I believe EG and TL have strong rosters going into 2022. C9 or TSM have rookies from abroad, so they have to deal with adapting and language issues. EG have rookies too, but their rookies are from NA, and they have players with much experience, so it should be alright. As for TL, they brought in clearly strong players in every position. I think those two look the strongest.
If EG’s bet is kind of guaranteed, TSM are going for a big gamble. They’re debuting two rookies from the LDL in the LCS. You could say that C9 are attempting something big, but it goes the same for TSM. I think TSM might be the dark horse this year. I heard a lot of rumors about their roster, but I never thought that it would go this way. I don’t think it’s a bad choice, though, but the players from abroad will still need to adapt.

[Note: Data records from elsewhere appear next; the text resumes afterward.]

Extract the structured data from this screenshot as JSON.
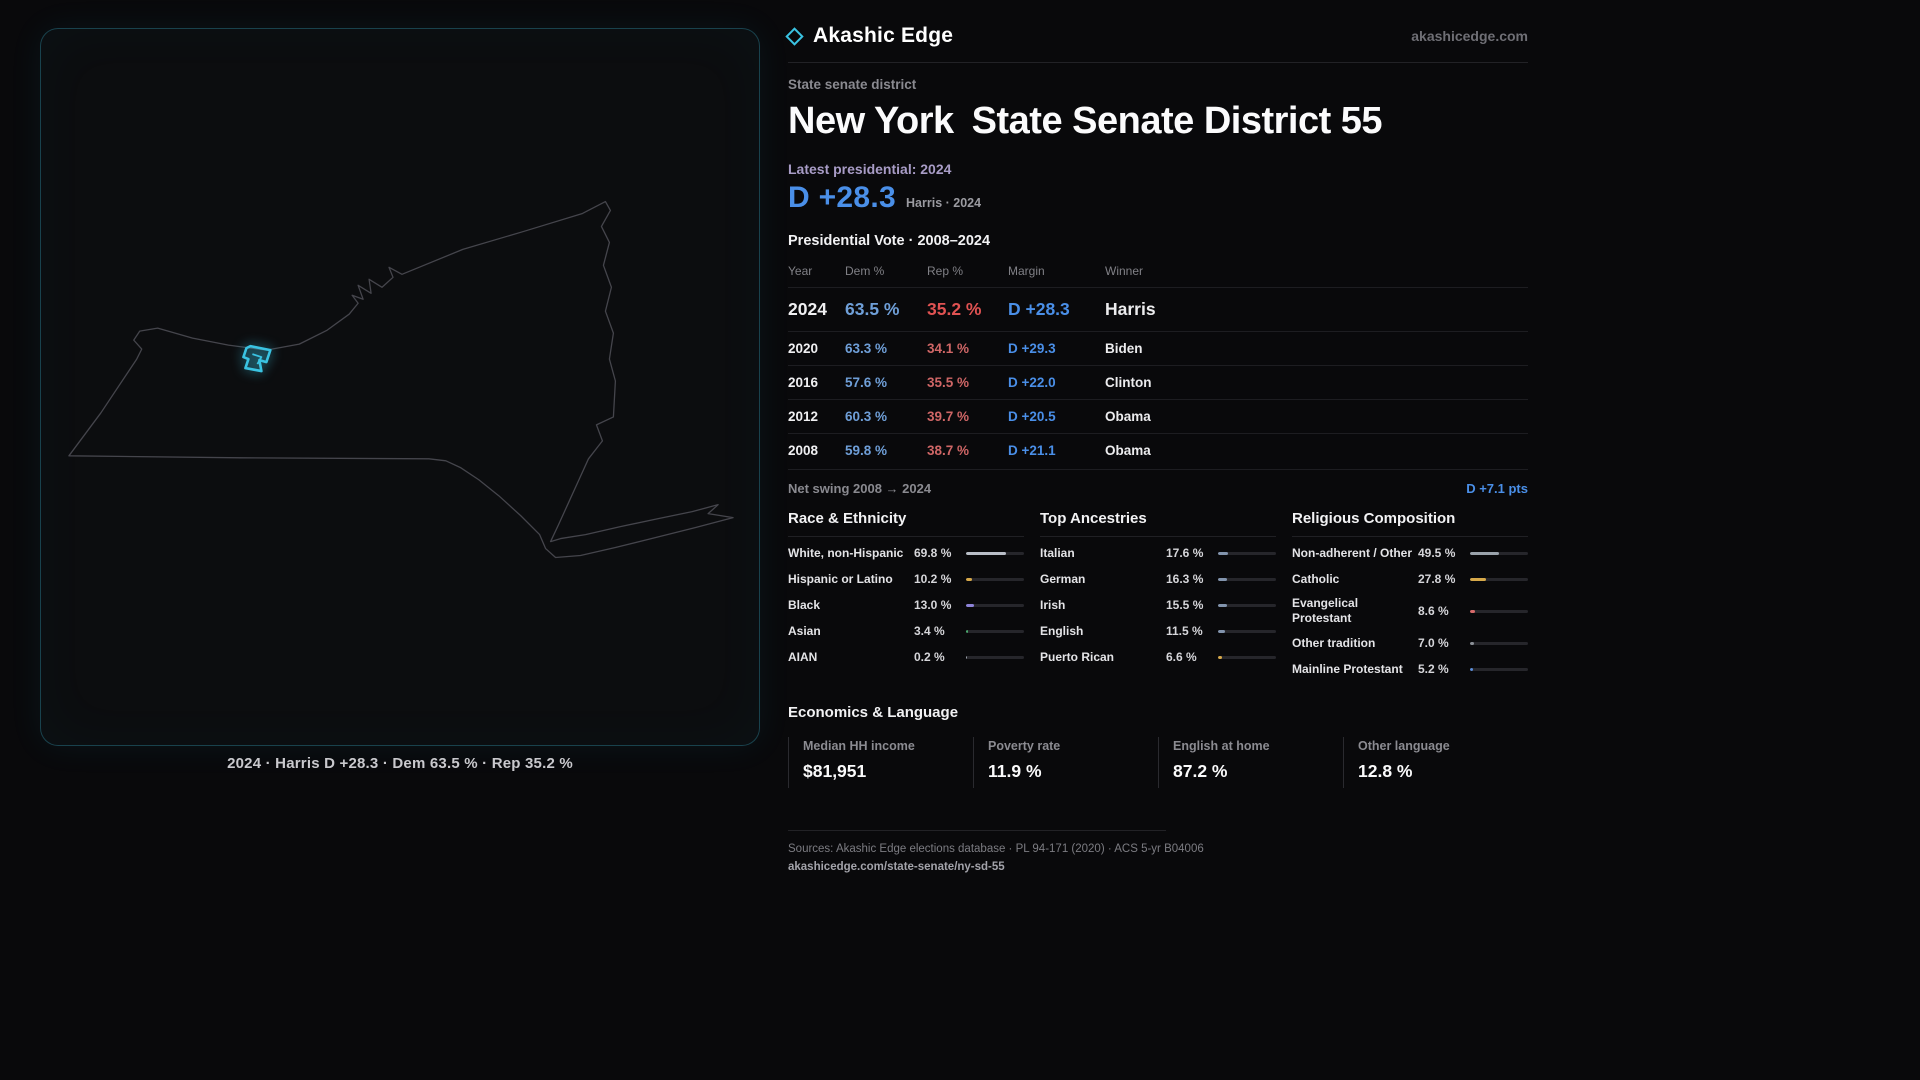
{
  "header": {
    "brand": "Akashic Edge",
    "site": "akashicedge.com",
    "kicker": "State senate district"
  },
  "title": {
    "region": "New York",
    "district": "State Senate District 55"
  },
  "latest": {
    "label": "Latest presidential: 2024",
    "margin": "D +28.3",
    "sub": "Harris · 2024"
  },
  "map": {
    "caption": "2024 · Harris D +28.3 · Dem 63.5 % · Rep 35.2 %"
  },
  "vote_table": {
    "title": "Presidential Vote · 2008–2024",
    "headers": [
      "Year",
      "Dem %",
      "Rep %",
      "Margin",
      "Winner"
    ],
    "rows": [
      {
        "year": "2024",
        "dem": "63.5 %",
        "rep": "35.2 %",
        "margin": "D +28.3",
        "winner": "Harris"
      },
      {
        "year": "2020",
        "dem": "63.3 %",
        "rep": "34.1 %",
        "margin": "D +29.3",
        "winner": "Biden"
      },
      {
        "year": "2016",
        "dem": "57.6 %",
        "rep": "35.5 %",
        "margin": "D +22.0",
        "winner": "Clinton"
      },
      {
        "year": "2012",
        "dem": "60.3 %",
        "rep": "39.7 %",
        "margin": "D +20.5",
        "winner": "Obama"
      },
      {
        "year": "2008",
        "dem": "59.8 %",
        "rep": "38.7 %",
        "margin": "D +21.1",
        "winner": "Obama"
      }
    ]
  },
  "swing": {
    "label": "Net swing 2008 → 2024",
    "value": "D +7.1 pts"
  },
  "demographics": {
    "race": {
      "title": "Race & Ethnicity",
      "items": [
        {
          "label": "White, non-Hispanic",
          "pct": "69.8 %",
          "value": 69.8,
          "color": "#b9bec7"
        },
        {
          "label": "Hispanic or Latino",
          "pct": "10.2 %",
          "value": 10.2,
          "color": "#d7a94a"
        },
        {
          "label": "Black",
          "pct": "13.0 %",
          "value": 13.0,
          "color": "#8d83d8"
        },
        {
          "label": "Asian",
          "pct": "3.4 %",
          "value": 3.4,
          "color": "#49a86d"
        },
        {
          "label": "AIAN",
          "pct": "0.2 %",
          "value": 0.2,
          "color": "#9aa0a8"
        }
      ]
    },
    "ancestries": {
      "title": "Top Ancestries",
      "items": [
        {
          "label": "Italian",
          "pct": "17.6 %",
          "value": 17.6,
          "color": "#8294ad"
        },
        {
          "label": "German",
          "pct": "16.3 %",
          "value": 16.3,
          "color": "#8294ad"
        },
        {
          "label": "Irish",
          "pct": "15.5 %",
          "value": 15.5,
          "color": "#8294ad"
        },
        {
          "label": "English",
          "pct": "11.5 %",
          "value": 11.5,
          "color": "#8294ad"
        },
        {
          "label": "Puerto Rican",
          "pct": "6.6 %",
          "value": 6.6,
          "color": "#d7a94a"
        }
      ]
    },
    "religion": {
      "title": "Religious Composition",
      "items": [
        {
          "label": "Non-adherent / Other",
          "pct": "49.5 %",
          "value": 49.5,
          "color": "#9aa2ab"
        },
        {
          "label": "Catholic",
          "pct": "27.8 %",
          "value": 27.8,
          "color": "#d7a94a"
        },
        {
          "label": "Evangelical Protestant",
          "pct": "8.6 %",
          "value": 8.6,
          "color": "#d76a6a"
        },
        {
          "label": "Other tradition",
          "pct": "7.0 %",
          "value": 7.0,
          "color": "#8a8f96"
        },
        {
          "label": "Mainline Protestant",
          "pct": "5.2 %",
          "value": 5.2,
          "color": "#5b8dd9"
        }
      ]
    }
  },
  "economics": {
    "title": "Economics & Language",
    "stats": [
      {
        "label": "Median HH income",
        "value": "$81,951"
      },
      {
        "label": "Poverty rate",
        "value": "11.9 %"
      },
      {
        "label": "English at home",
        "value": "87.2 %"
      },
      {
        "label": "Other language",
        "value": "12.8 %"
      }
    ]
  },
  "footer": {
    "sources": "Sources: Akashic Edge elections database · PL 94-171 (2020) · ACS 5-yr B04006",
    "permalink": "akashicedge.com/state-senate/ny-sd-55"
  },
  "colors": {
    "accent": "#3ac3e2",
    "dem": "#4a8fe8",
    "rep": "#d76a6a",
    "lavender": "#a89cc6"
  }
}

The results LCS had at Worlds 2021 weren’t that bad. There weren’t any 0-6 or 1-5 teams this time. How do you think the LCS will do in the future?
Frankly, I don’t know. This year’s LCS rosters are the most experimental ones of the past years. TSM are playing two Chinese rookies, C9 are playing Korean rookies, and EG are playing NA rookies. Meanwhile, TL are superstars. Although I don’t know how LCS would fare at the next Worlds, I am looking forward to it. Whoever reaches Worlds, if these teams manage to work things out by then, they’ll have high expectations for sure.
In the past, the LCS would send the same teams and players to Worlds. 100 Thieves were the only exception last year. There are interesting new players in the top-tier teams, and several experimental rosters, so I’m looking forward to that part.
What do you think the LCS needs to improve more in the future?
The LCS is trying hard to fix its fundamental problems. In my opinion, the number of solo queue players is the biggest problem, but there’s no possible solution to it unless they combine the servers. They did make an improvement with the ping issue through the super server for the players in LA, but we still need to keep an eye on that. Maybe, someday, the internet speed gets faster than the speed of light and they make a whole big server for everyone in the world… [Laughs]
Any last comments to share?
I’ll be working as the head coach of 100 Thieves for another year. We’re going to try again with a similar roster, and I’ll do my best so that I could deliver good results to all the fans that cheer for us. Thank you.